Similarly, British investment bank Barings pinned its 1995 bankruptcy on $1.4 billion in trading losses amassed by Nicholas Leeson, a trader in the British merchant bank’s Singapore office who got in over his head trading Japanese bond futures and options. Leeson is serving a 6 1/2-year sentence in a Singapore prison after pleading guilty to fraud.
Iguchi’s 323-page book, due to reach Japanese stores next week, describes how U.S. federal inspectors failed in 1992 to uncover Daiwa’s secret dealing room, disguised as a storage area stacked with cardboard boxes.
The next year, the inspector spent only 15 minutes, instead of the planned two days, at Daiwa’s downtown office, Iguchi says.
When Japanese Finance Ministry officials came to check on Daiwa’s U.S. operations, they were more interested in playing tourist in Las Vegas, Iguchi says.

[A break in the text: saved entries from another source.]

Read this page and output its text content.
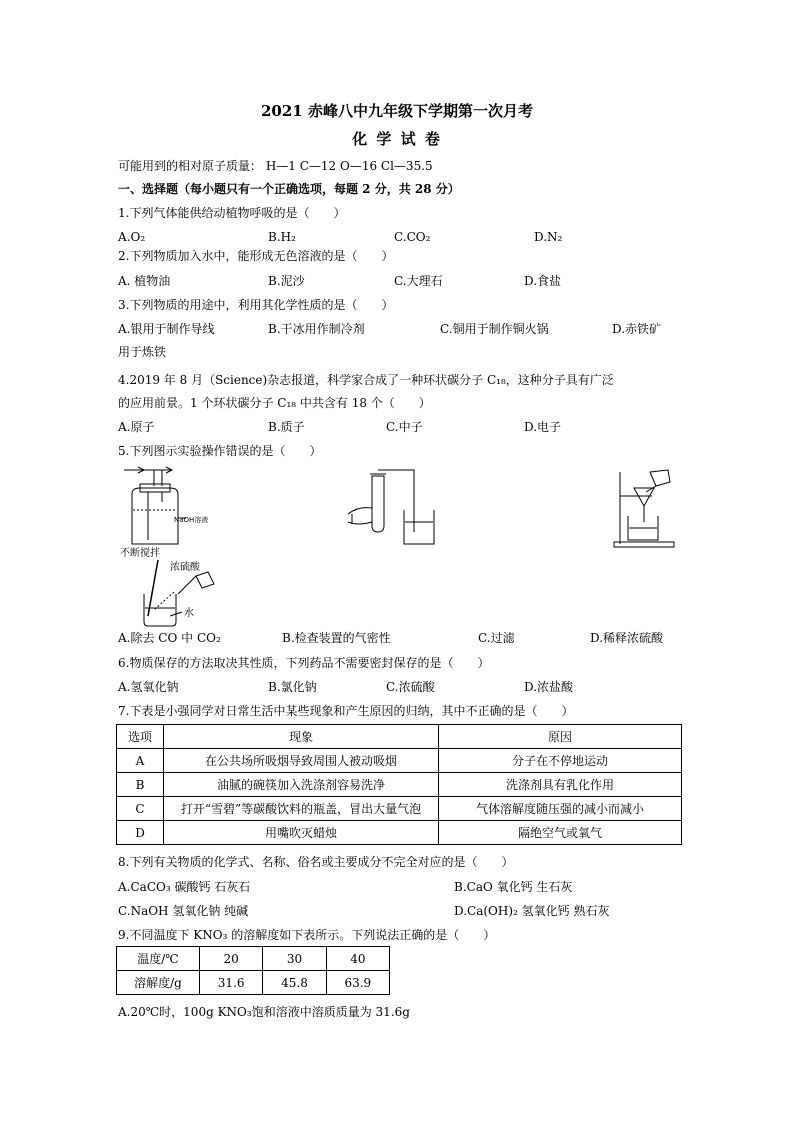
2021 赤峰八中九年级下学期第一次月考
化 学 试 卷
可能用到的相对原子质量： H—1 C—12 O—16 Cl—35.5
一、选择题（每小题只有一个正确选项，每题 2 分，共 28 分）
1.下列气体能供给动植物呼吸的是（　　）
A.O₂	B.H₂	C.CO₂	D.N₂
2.下列物质加入水中，能形成无色溶液的是（　　）
A. 植物油	B.泥沙	C.大理石	D.食盐
3.下列物质的用途中，利用其化学性质的是（　　）
A.银用于制作导线	B.干冰用作制冷剂	C.铜用于制作铜火锅	D.赤铁矿
用于炼铁
4.2019 年 8 月（Science)杂志报道，科学家合成了一种环状碳分子 C₁₈，这种分子具有广泛
的应用前景。1 个环状碳分子 C₁₈ 中共含有 18 个（　　）
A.原子	B.质子	C.中子	D.电子
5.下列图示实验操作错误的是（　　）
NaOH溶液
不断搅拌
浓硫酸
水
A.除去 CO 中 CO₂	B.检查装置的气密性	C.过滤	D.稀释浓硫酸
6.物质保存的方法取决其性质，下列药品不需要密封保存的是（　　）
A.氢氧化钠	B.氯化钠	C.浓硫酸	D.浓盐酸
7.下表是小强同学对日常生活中某些现象和产生原因的归纳，其中不正确的是（　　）
选项	现象	原因
A	在公共场所吸烟导致周围人被动吸烟	分子在不停地运动
B	油腻的碗筷加入洗涤剂容易洗净	洗涤剂具有乳化作用
C	打开“雪碧”等碳酸饮料的瓶盖，冒出大量气泡	气体溶解度随压强的减小而减小
D	用嘴吹灭蜡烛	隔绝空气或氧气
8.下列有关物质的化学式、名称、俗名或主要成分不完全对应的是（　　）
A.CaCO₃ 碳酸钙 石灰石	B.CaO 氧化钙 生石灰
C.NaOH 氢氧化钠 纯碱	D.Ca(OH)₂ 氢氧化钙 熟石灰
9.不同温度下 KNO₃ 的溶解度如下表所示。下列说法正确的是（　　）
温度/℃	20	30	40
溶解度/g	31.6	45.8	63.9
A.20℃时，100g KNO₃饱和溶液中溶质质量为 31.6g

Officials at Japan’s Finance Ministry and the U.S. Federal Reserve refused to comment on the book or its allegations.
Iguchi, 45, says he scraped his pencils on a cell window frame to sharpen them and filled several pages of prison stationery a day.
“I thought that it would be my social responsibility to reveal the truth about the case, which left a huge stain in Japanese financial history,” Iguchi said in a handwritten statement released by the publisher.
His book is also a painful personal account of an ambitious man’s downfall.
With dreams of success, Iguchi went to an American university and landed a job at Daiwa, after struggling at a Japanese auto dealership and other odd jobs.
Although he acknowledges he pocketed $570,000, partly to buy a cottage in Pennsylvania, his 12 years of cheating at Daiwa proved costly.
Iguchi began to make more dubious trade risks to cover up his huge losses. The losses just grew bigger, forcing him into more illicit trades.
Tired of neglect, his wife left him. His two sons turned to drugs. Iguchi repeatedly thought about suicide. And he felt betrayed by Daiwa after his arrest, he says.
“If this serves as a lesson for many and helps Japan to become more international, I can perhaps feel redeemed that my suffering was not all in vain,” Iguchi writes.